Es gibt immer einen Ausweg und der sieht für jeden anders aus. Eine Freundin von mir kam von ihrem Sabbatical zurück und hat ihren eigenen Reiseblog/Reisemagazin gegründet, von dem sie heute lebt. Das wäre allerdings vom Stresslevel her (24/7) nichts für mich, weswegen ich einen anderen Weg eingeschlagen habe. Wie lange der jetzt funktioniert, weiß ich nicht - aber ich bin auch gelassener geworden durch all das.

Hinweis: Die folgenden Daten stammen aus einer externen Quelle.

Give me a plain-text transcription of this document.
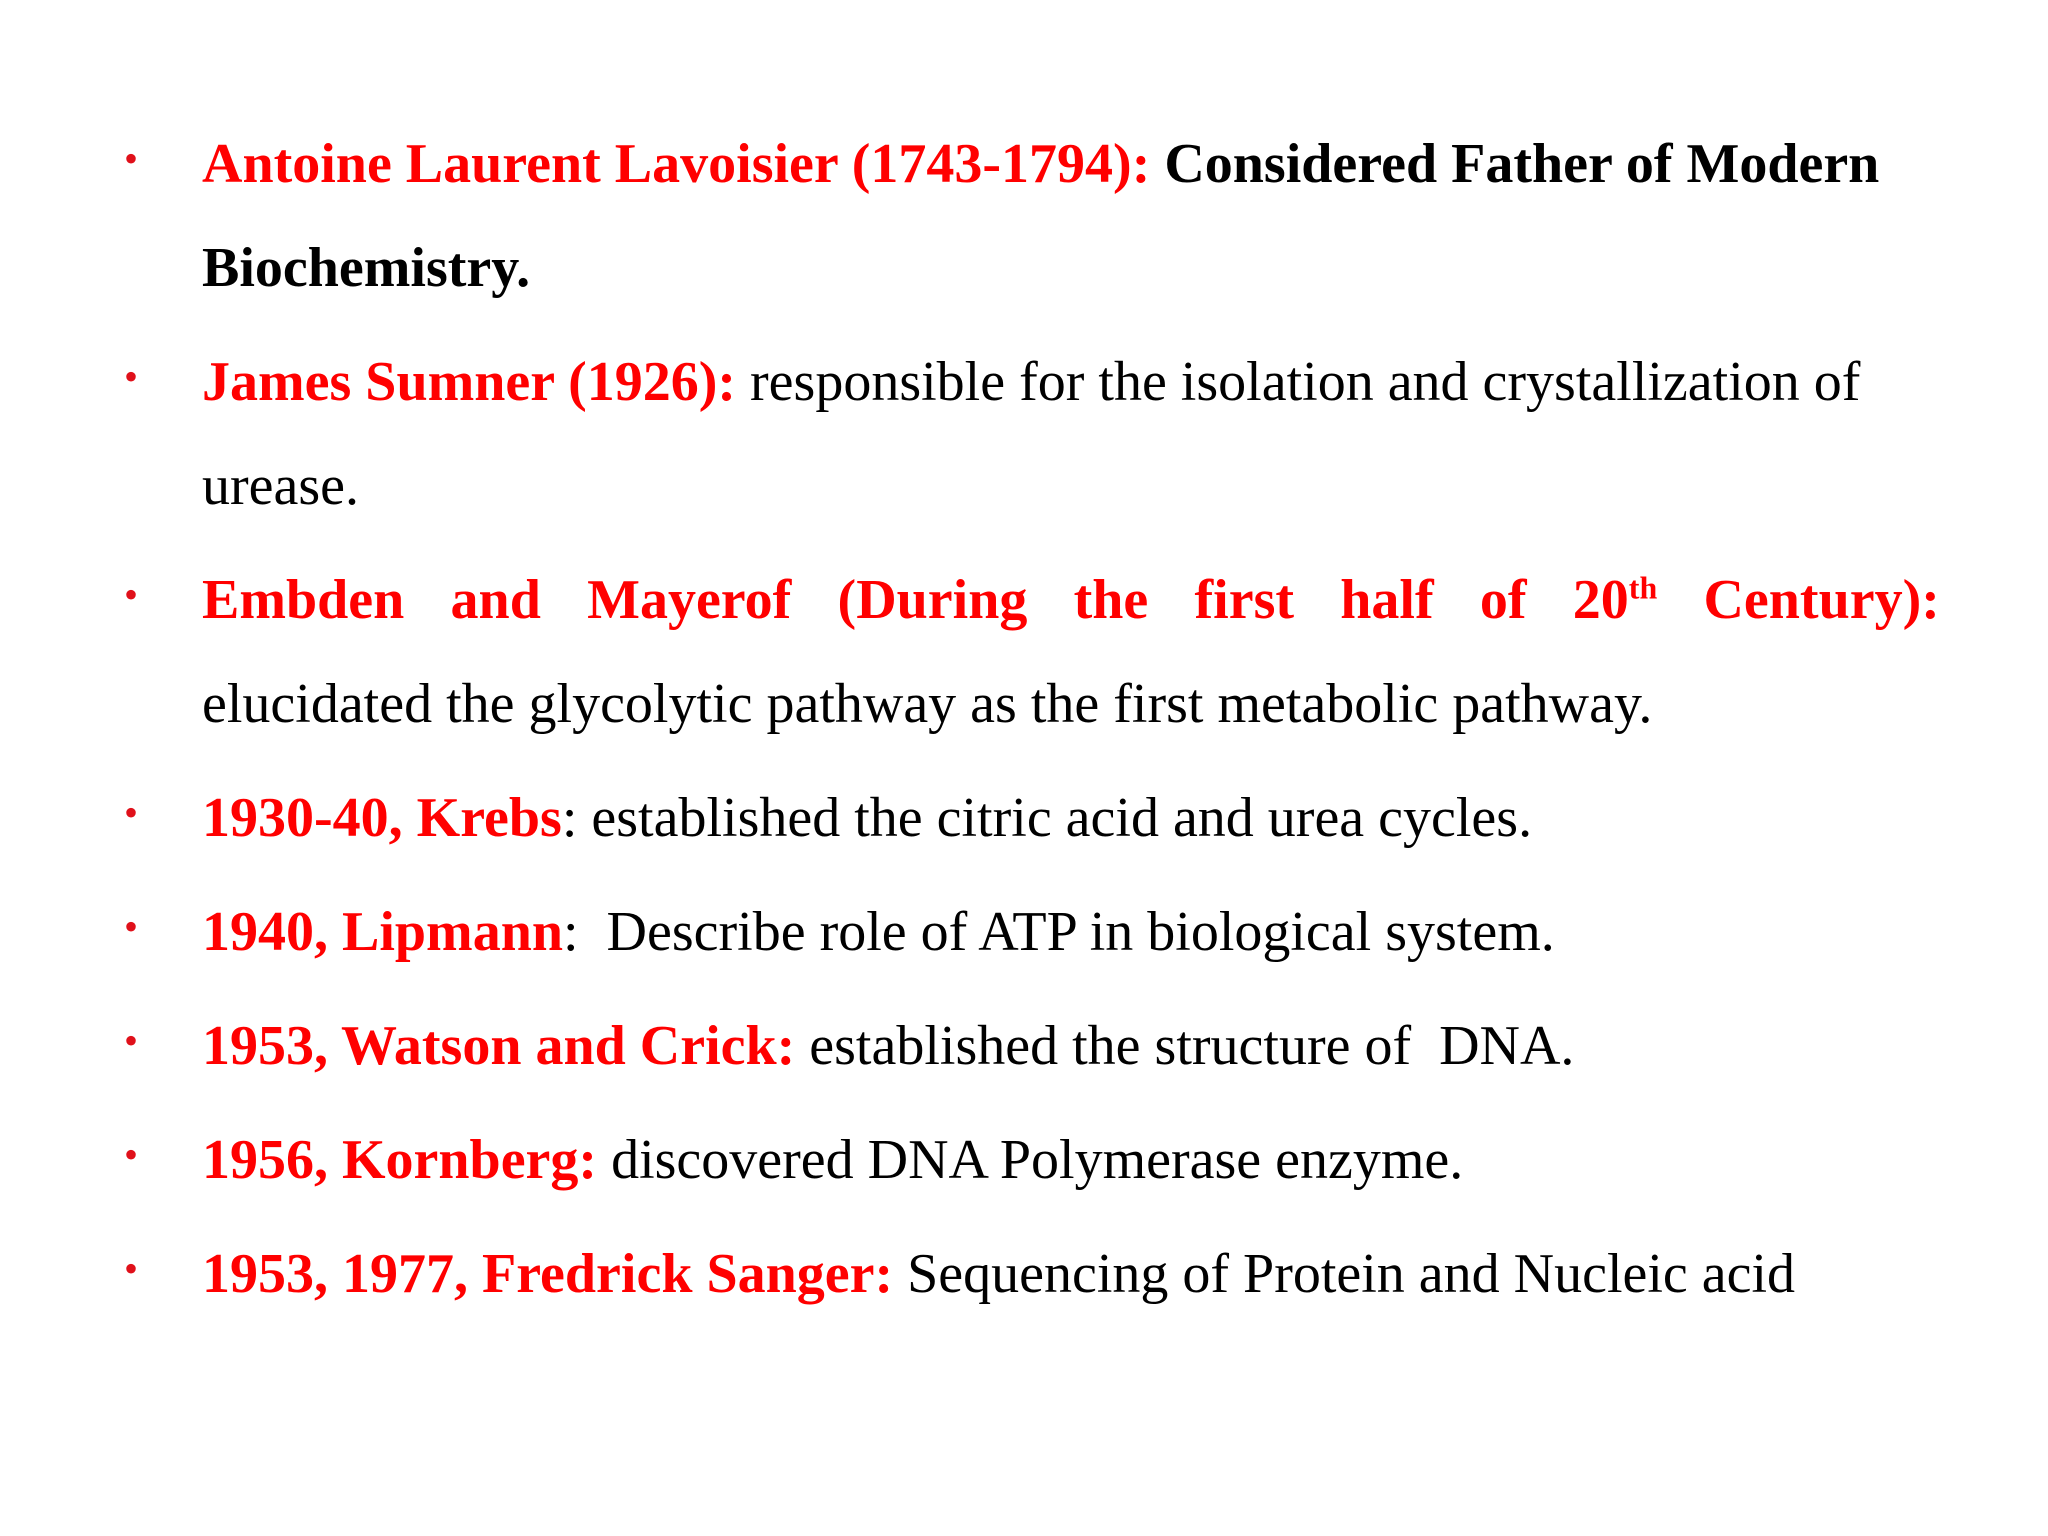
• Antoine Laurent Lavoisier (1743-1794): Considered Father of Modern Biochemistry.
• James Sumner (1926): responsible for the isolation and crystallization of urease.
• Embden and Mayerof (During the first half of 20th Century):
elucidated the glycolytic pathway as the first metabolic pathway.
• 1930-40, Krebs: established the citric acid and urea cycles.
• 1940, Lipmann:  Describe role of ATP in biological system.
• 1953, Watson and Crick: established the structure of  DNA.
• 1956, Kornberg: discovered DNA Polymerase enzyme.
• 1953, 1977, Fredrick Sanger: Sequencing of Protein and Nucleic acid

Ich danke dir auf jeden Fall für deine Worte und interessanten Gedanken und wünsche dir schon mal von Herzen alles Gute für deine große Reise!
Nur Mut!
Sarah
Magdalena (Samstag, 28 Juli 2018 08:20)
Hallo liebe Sarah!
Du machst mir Angst! :D Nein, Spaß beiseite. Meine große Tour steht erst noch bevor, ich starte im Februar für 12 Monate. Und auch wenn ich mich immer ermahne, nicht schon ans Ende und das Zurückkommen zu denken, schleichen sich diese Gedanken immer wieder ein. Und auch wenn mir dein Artikel meine Sorgen bestätigt, macht er doch auch Mut. Denn es gibt immer einen Ausweg, man muss den einen Schritt eben nur wagen.
Herzlichen Glückwunsch zu deinem Mut und deiner Selbstständigkeit. Ich glaube ganz fest daran, dass alles klappt, auch wenn - wie du selbst schreibst - das Eis manchmal dünn wird.
Liebe Grüße
Magdalena
lonelyroadlover (Montag, 09 April 2018 19:58)
Hey Reiseholz!
Schön, dass du deine eigenen Erfahrungen mit mir teilst. Nach 2 Wochen wieder zu starten, ist hart. Das war es für mich schon nach 2 Monaten. Ich denke auch, dass man einfach eine ganz andere Lebensart gewohnt ist und plötzlich realisiert, in welch engem Korsett man vorher gesteckt hat.
LG
Sarah
Reiseholz (Montag, 09 April 2018 18:53)
Zurückkommen war schrecklich. Nach 2 Wochen bin ich wieder gestartet. Ich glaube, beim Reisen ist man auf einem hohen Glückslevel und es braucht viel Zeit, um wieder runterzukommen. Ich habe dies auch bei anderen beobachtet, die ihr Leben verändert haben. Der berufliche Ehrgeiz ist nach dem Reisen minimal.